The survey highlights several critical findings in the field. Firstly, current models are showing saturation on many retrieval-focused benchmarks, with advanced methods achieving high accuracy on datasets like Wiki-Table Questions and TabFact. However, these benchmarks often rely on simplistic tables or queries that can be solved with basic logical operations. Secondly, models face significant limitations when dealing with complex table structures (e.g., hierarchical tables), large-scale tables, lengthy contextual information, or scenarios involving multiple tables, where human performance far surpasses current model capabilities. Benchmarks like HiTab and MULTIHIERTT demonstrate model performance below 50% compared to human accuracy over 80%. Lastly, models exhibit poor generalization across diverse tabular representations, with performance varying significantly based on how closely input formats align with pre-training data. This issue is exacerbated by the lack of universal representations and inconsistencies in benchmark input formats.

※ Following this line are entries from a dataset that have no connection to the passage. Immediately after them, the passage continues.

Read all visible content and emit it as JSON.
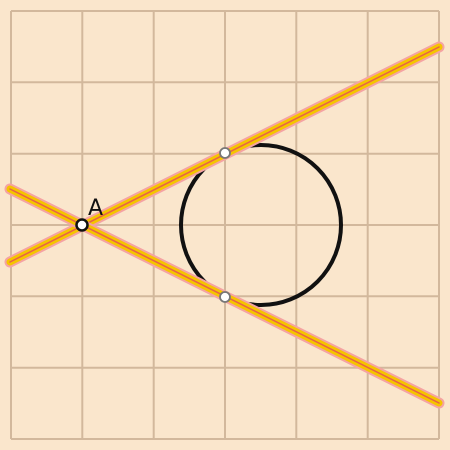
{
  "diagram": {
    "background_color": "#fae6cc",
    "grid_color": "#d2b89c",
    "circle_color": "#111111",
    "line_outer_color": "#f5a3a3",
    "line_inner_color": "#f5c400",
    "line_core_color": "#e8604a",
    "point_a_label": "A",
    "grid_cells": 6
  }
}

The findings imply several promising directions for future research. There is a strong need to move beyond simple retrieval-based tasks towards benchmarks that demand higher-order reasoning, such as insight identification, forecasting, and prescriptive thinking (e.g., chart creation from ambiguous queries). Developing more robust models capable of handling complex inputs like hierarchical, multi-table, or large-scale data is crucial. Furthermore, research should focus on enhancing model generalization across different tabular representations through standardized serialization options, serialization-to-serialization tasks, and investigating the effectiveness of various representations for complex structures. Combining image-based and text-based inputs for comprehensive structural and detailed content understanding also presents an underexplored avenue. The survey underscores the importance of developing more realistic and challenging evaluation benchmarks that mirror real-world complexities.